- Theatrical release poster
- Directed by: Nick Cassavetes
- Written by: John Cassavetes
- Produced by: René Cleitman; Gérard Depardieu; Harvey Weinstein; Bob Weinstein; Sean Penn; John Travolta;
- Starring: Sean Penn; Robin Wright Penn; Harry Dean Stanton; Debi Mazar; John Travolta;
- Cinematography: Thierry Arbogast
- Edited by: Petra von Oelffen
- Music by: Joseph Vitarelli
- Distributed by: Miramax Films
- Release date: August 29, 1997;
- Running time: 100 minutes
- Countries: United States France
- Language: English
- Budget: $18 million
- Box office: $7,281,450

= She's So Lovely =

1997 film directed by Nick Cassavetes

She's So Lovely is a 1997 American romantic drama film written by John Cassavetes and directed by his son Nick Cassavetes. At the time of its release, it received special attention because, eight years after his death, it was the first (and still only) film to feature previously unreleased material from John Cassavetes. The film stars Sean Penn and John Travolta as two men who bid for the affection of a woman played by Robin Wright. Harry Dean Stanton co-stars as a friend of Penn's character, and James Gandolfini plays the abusive neighbor.

==Plot==
Eddie Quinn's unruly wife Maureen drinks and smokes to excess, even though she is pregnant. Eddie has troubles of his own, disappearing for days at a time. When she is physically and sexually assaulted by Kiefer, a neighbor, it is more than Eddie can handle. He shoots someone and lands in a psychiatric hospital.

Ten years go by.
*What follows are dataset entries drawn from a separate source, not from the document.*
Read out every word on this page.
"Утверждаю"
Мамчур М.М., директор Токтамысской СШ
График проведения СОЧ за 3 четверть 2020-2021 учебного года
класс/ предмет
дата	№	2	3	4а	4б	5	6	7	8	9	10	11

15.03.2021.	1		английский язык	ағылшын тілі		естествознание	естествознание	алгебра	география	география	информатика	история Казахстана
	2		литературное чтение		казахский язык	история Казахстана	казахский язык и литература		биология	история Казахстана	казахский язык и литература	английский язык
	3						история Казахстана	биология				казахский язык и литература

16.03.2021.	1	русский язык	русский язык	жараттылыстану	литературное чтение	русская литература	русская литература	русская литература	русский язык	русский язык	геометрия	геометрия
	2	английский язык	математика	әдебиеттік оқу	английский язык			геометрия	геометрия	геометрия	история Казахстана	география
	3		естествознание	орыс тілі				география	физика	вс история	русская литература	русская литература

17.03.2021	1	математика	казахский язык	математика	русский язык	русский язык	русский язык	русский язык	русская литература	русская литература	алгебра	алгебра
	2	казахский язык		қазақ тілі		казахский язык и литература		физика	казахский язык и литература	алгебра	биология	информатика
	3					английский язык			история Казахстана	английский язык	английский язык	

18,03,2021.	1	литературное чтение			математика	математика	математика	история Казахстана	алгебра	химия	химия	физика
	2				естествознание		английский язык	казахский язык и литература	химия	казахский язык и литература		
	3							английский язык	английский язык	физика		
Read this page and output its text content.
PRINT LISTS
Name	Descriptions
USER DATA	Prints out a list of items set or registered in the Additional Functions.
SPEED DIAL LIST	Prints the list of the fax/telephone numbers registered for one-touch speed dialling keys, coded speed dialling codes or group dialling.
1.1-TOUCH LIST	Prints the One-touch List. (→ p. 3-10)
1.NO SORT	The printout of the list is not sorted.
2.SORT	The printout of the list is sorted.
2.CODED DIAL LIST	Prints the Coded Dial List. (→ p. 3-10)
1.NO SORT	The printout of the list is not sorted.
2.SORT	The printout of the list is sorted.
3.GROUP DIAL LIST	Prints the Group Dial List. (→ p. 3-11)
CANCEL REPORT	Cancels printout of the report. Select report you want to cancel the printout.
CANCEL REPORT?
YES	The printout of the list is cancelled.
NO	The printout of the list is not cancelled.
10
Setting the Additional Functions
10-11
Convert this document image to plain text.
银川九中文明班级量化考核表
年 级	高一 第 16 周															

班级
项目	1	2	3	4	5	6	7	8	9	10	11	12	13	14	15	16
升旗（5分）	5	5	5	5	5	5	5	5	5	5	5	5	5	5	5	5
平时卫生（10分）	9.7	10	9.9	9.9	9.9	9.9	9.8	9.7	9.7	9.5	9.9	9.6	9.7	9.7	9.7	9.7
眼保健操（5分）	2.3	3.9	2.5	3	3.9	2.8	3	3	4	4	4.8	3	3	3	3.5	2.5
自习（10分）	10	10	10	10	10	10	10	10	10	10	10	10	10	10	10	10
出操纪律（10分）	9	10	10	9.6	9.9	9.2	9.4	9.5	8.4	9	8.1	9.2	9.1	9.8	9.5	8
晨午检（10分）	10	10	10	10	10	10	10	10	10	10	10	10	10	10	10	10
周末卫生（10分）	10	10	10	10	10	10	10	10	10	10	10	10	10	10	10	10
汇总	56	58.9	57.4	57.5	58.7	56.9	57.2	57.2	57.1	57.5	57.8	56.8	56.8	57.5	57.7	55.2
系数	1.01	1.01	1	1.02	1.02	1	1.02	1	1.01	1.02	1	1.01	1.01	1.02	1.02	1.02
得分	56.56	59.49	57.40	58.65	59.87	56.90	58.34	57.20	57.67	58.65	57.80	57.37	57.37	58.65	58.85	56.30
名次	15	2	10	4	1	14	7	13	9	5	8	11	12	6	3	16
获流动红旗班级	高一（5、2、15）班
Eddie finally returns, only to find Maureen is now a clean, sober, solid citizen, married to a new man, Joey, and a mother of three children, one of whom is Eddie's own daughter. Eddie's return complicates and endangers all of their lives.

==Production==
The film was co-produced by a French company, with funding from actor Gérard Depardieu, and René Cleitman for Hachette. Depardieu, a friend of the Cassavetes family, had already produced Nick Cassavetes' first film, Unhook the Stars. At Depardieu's request, John Travolta accepted to act in the film for $1 million, much lower than his usual salary.

==Reception==
===Critical response===
 Metacritic, which uses a weighted average, assigned the a score of 61 out of 100, based on 30 critics, indicating "generally favorable" reviews. Audiences polled by CinemaScore gave the film an average grade of "D+" on an A+ to F scale.

Movie critic Roger Ebert rated the film 3 out of 4 stars, writing in the Chicago Sun-Times: "What [Nick Cassavetes] understands is that if you want to see true weirdness, you don't look along skid row, where the motives are pretty easy to understand, but out in suburbia, where those green lawns can surround human time bombs." Writing in Time Out New York, Andrew Johnston remarked, "Watching the films of John Cassavetes now, one is struck by how complex and human his characters are, compared with those in even the most sophisticated of today's independent films. This effect is even more pronounced in She's So Lovely, an unproduced Cassavetes script given the '90s treatment and filled with stars by the late director's son. The final product features some of the year's best performances...."

===Awards===
Sean Penn won the award for Best Actor at the 1997 Cannes Film Festival. Robin Wright received a nomination for Outstanding Performance by a Female Actor in a Leading Role at the 4th Screen Actors Guild Awards.